# Starter using the Vision Transformer (ViT)

What Transformer does:
- dividing the spectrogram into patches
- build patch embeddings
- attention between different patches

Since the default ViT needs 16x16 patches, the final images are padded...

Reference:

- Yasufumi Nakama's (@yasufuminakama) spectrogram preprocessing notebooks and datasets:
    * Train: [Notebook](https://www.kaggle.com/yasufuminakama/g2net-spectrogram-generation-train), [Dataset](https://www.kaggle.com/yasufuminakama/g2net-n-mels-128-train-images)
    * Test: [Notebook](https://www.kaggle.com/yasufuminakama/g2net-spectrogram-generation-test), [Dataset](https://www.kaggle.com/yasufuminakama/g2net-n-mels-128-test-images)
- @xhlulu 's pipeline: https://www.kaggle.com/xhlulu/g2net-rnn-starter-from-spectrogram

In [None]:
!pip install -q vit-keras

In [None]:
import os

import numpy as np
import pandas as pd
from sklearn.model_selection import train_test_split, StratifiedKFold
import tensorflow as tf
import tensorflow_addons as tfa
from tensorflow.keras import layers

In [None]:
from vit_keras import vit

In [None]:
FOLD = 0
N_SPLITS = 5

In [None]:
class CustomDataset(tf.keras.utils.Sequence):
    def __init__(self, df, directory, 
                 batch_size=32, 
                 random_state=1127802825, 
                 shuffle=True, target=True, ext='.npy'):
        np.random.seed(random_state)
        
        self.directory = directory
        self.df = df
        self.shuffle = shuffle
        self.target = target
        self.batch_size = batch_size
        self.ext = ext
        
        self.on_epoch_end()
    
    def __len__(self):
        return np.ceil(self.df.shape[0] / self.batch_size).astype(int)
    
    def __getitem__(self, idx):
        start_idx = idx * self.batch_size
        batch = self.df[start_idx: start_idx + self.batch_size]
        
        signals = []

        for fname in batch.id:
            path = os.path.join(self.directory, fname + self.ext)
            data = np.load(path)
            signals.append(data)
        
        signals = np.stack(signals).astype('float32')
        signals = tf.pad(signals, tf.constant([[0, 0], [2, 3,], [0, 0]]), "SYMMETRIC")
        signals = tf.tile(tf.expand_dims(signals, axis=-1), multiples=[1,1,1,3])
        
        if self.target:
            return signals, batch.target.values
        else:
            return signals
    
    def on_epoch_end(self):
        if self.shuffle:
            self.df = self.df.sample(frac=1).reset_index(drop=True)

In [None]:
vit_model = vit.vit_b16(
        image_size = (32, 128),
        activation = 'softmax',
        pretrained = True,
        include_top = False,
        pretrained_top = False,
        classes = 2)

In [None]:
def build_model():
    inputs = layers.Input(shape=(32, 128, 3))

    x = vit_model(inputs)
    x = tf.keras.layers.BatchNormalization()(x)
    x = layers.Dense(128, activation = tfa.activations.gelu)(x)
    x = layers.Dense(1, activation="sigmoid", name="sigmoid")(x)

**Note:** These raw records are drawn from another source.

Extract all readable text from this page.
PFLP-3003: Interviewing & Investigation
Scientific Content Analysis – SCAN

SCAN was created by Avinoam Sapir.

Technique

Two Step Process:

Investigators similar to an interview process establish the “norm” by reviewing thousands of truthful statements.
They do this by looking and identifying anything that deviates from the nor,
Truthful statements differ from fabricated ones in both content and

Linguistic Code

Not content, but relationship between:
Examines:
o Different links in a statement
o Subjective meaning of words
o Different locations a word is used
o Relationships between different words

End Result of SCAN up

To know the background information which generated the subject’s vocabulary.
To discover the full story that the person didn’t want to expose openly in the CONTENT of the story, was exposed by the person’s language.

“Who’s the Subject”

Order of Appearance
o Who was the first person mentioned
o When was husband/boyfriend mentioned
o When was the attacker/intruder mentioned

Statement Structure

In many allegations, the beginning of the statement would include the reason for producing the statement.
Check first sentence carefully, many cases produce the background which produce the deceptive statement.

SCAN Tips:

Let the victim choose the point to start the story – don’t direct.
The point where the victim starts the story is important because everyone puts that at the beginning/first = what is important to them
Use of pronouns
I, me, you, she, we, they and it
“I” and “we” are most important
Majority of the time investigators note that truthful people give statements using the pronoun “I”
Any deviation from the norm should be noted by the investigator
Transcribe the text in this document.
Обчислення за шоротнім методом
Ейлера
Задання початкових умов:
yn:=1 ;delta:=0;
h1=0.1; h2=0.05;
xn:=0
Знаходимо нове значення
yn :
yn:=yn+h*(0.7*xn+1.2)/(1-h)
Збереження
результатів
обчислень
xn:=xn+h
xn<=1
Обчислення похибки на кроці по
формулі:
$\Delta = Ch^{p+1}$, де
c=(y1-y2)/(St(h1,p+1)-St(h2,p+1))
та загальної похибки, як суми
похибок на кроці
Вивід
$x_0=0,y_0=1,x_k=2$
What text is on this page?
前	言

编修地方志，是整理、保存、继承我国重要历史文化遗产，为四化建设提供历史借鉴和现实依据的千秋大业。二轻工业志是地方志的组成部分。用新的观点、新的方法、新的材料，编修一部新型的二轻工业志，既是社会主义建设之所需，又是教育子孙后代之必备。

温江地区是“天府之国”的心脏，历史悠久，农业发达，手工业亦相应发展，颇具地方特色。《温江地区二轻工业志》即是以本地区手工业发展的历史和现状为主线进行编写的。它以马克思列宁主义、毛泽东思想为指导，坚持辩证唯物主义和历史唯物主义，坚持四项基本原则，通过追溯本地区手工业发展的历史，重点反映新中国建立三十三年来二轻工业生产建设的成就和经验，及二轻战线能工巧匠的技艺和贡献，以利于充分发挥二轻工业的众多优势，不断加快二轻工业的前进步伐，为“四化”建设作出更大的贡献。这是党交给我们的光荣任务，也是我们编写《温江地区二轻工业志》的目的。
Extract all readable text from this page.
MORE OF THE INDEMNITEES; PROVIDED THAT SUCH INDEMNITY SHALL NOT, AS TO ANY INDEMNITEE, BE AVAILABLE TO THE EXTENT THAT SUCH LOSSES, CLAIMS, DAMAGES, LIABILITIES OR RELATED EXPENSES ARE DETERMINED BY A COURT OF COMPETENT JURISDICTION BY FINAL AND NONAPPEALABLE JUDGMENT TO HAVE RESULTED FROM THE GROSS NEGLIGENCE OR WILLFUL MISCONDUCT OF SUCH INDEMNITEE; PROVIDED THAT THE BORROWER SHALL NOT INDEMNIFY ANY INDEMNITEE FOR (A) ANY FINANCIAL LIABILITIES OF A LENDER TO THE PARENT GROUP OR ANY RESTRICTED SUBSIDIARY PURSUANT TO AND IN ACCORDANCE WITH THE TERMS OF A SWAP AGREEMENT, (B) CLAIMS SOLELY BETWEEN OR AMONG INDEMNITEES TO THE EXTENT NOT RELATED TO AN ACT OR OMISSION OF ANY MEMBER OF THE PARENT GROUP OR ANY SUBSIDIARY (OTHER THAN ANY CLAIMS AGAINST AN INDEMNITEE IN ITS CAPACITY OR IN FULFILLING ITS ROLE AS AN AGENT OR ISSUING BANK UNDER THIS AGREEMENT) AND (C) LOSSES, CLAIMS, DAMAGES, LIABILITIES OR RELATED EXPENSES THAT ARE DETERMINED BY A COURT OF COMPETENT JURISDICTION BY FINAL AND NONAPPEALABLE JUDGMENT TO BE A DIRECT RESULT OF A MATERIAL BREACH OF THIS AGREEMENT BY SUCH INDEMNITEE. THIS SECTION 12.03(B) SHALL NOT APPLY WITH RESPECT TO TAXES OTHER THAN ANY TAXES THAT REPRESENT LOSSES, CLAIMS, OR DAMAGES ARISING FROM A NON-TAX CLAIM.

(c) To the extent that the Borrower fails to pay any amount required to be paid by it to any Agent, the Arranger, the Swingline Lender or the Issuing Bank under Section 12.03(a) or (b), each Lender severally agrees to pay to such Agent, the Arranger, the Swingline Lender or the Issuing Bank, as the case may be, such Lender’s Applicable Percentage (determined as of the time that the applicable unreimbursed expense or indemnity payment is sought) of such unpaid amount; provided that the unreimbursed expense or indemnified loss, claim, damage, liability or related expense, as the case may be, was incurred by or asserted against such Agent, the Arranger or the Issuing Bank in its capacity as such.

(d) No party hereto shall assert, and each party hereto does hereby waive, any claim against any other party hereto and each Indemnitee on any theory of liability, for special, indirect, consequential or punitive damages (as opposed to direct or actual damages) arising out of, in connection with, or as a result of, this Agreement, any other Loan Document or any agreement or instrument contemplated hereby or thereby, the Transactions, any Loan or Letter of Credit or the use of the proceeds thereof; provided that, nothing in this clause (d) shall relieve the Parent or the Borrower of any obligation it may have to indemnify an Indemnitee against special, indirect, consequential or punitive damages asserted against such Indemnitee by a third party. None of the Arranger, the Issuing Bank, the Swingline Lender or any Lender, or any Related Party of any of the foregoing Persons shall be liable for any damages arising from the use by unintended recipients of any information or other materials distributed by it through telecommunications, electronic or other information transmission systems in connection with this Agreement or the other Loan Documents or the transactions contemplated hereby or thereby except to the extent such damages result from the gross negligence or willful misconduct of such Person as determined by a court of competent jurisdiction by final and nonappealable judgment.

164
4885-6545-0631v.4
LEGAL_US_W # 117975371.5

    model = tf.keras.Model(inputs=inputs, outputs=x)
    
    return model

In [None]:
train = pd.read_csv('../input/g2net-gravitational-wave-detection/training_labels.csv')
train.head()

In [None]:
cv = StratifiedKFold(n_splits=N_SPLITS, random_state=1127802825, shuffle=True)
cv_splits = cv.split(X=train, y=train['target'].values)
for _fold, (train_idx, valid_idx) in enumerate(cv_splits):
    if _fold == FOLD:
        break

train_df = train.iloc[train_idx, :]
valid_df = train.iloc[valid_idx, :]

In [None]:
train_dset = CustomDataset(
    train_df, '../input/g2net-n-mels-128-train-images', batch_size=64)

valid_dset = CustomDataset(
    valid_df, '../input/g2net-n-mels-128-train-images', batch_size=64, shuffle=False)

sample = next(iter(train_dset))
for item in sample:
    print(item.shape)

In [None]:
model = build_model()
model.compile(optimizer=tf.keras.optimizers.Adam(learning_rate=1e-4), 
              loss="binary_crossentropy", 
              metrics=[tf.keras.metrics.AUC()])
model.summary()

In [None]:
ckpt = tf.keras.callbacks.ModelCheckpoint(
    "model_weights.h5", save_best_only=True, save_weights_only=True,
)

train_history = model.fit(
    train_dset, 
    epochs=8,
    validation_data=valid_dset,
    callbacks=[ckpt],
    verbose=1
)

In [None]:
model.load_weights('model_weights.h5')

In [None]:
sub = pd.read_csv('../input/g2net-gravitational-wave-detection/sample_submission.csv')

test_dset = CustomDataset(
    sub, "../input/g2net-n-mels-128-test-images", batch_size=64, target=False, shuffle=False)

y_pred = model.predict(test_dset, verbose=1)
sub['target'] = y_pred
sub.to_csv(f'vit_sub_{FOLD}.csv', index=False)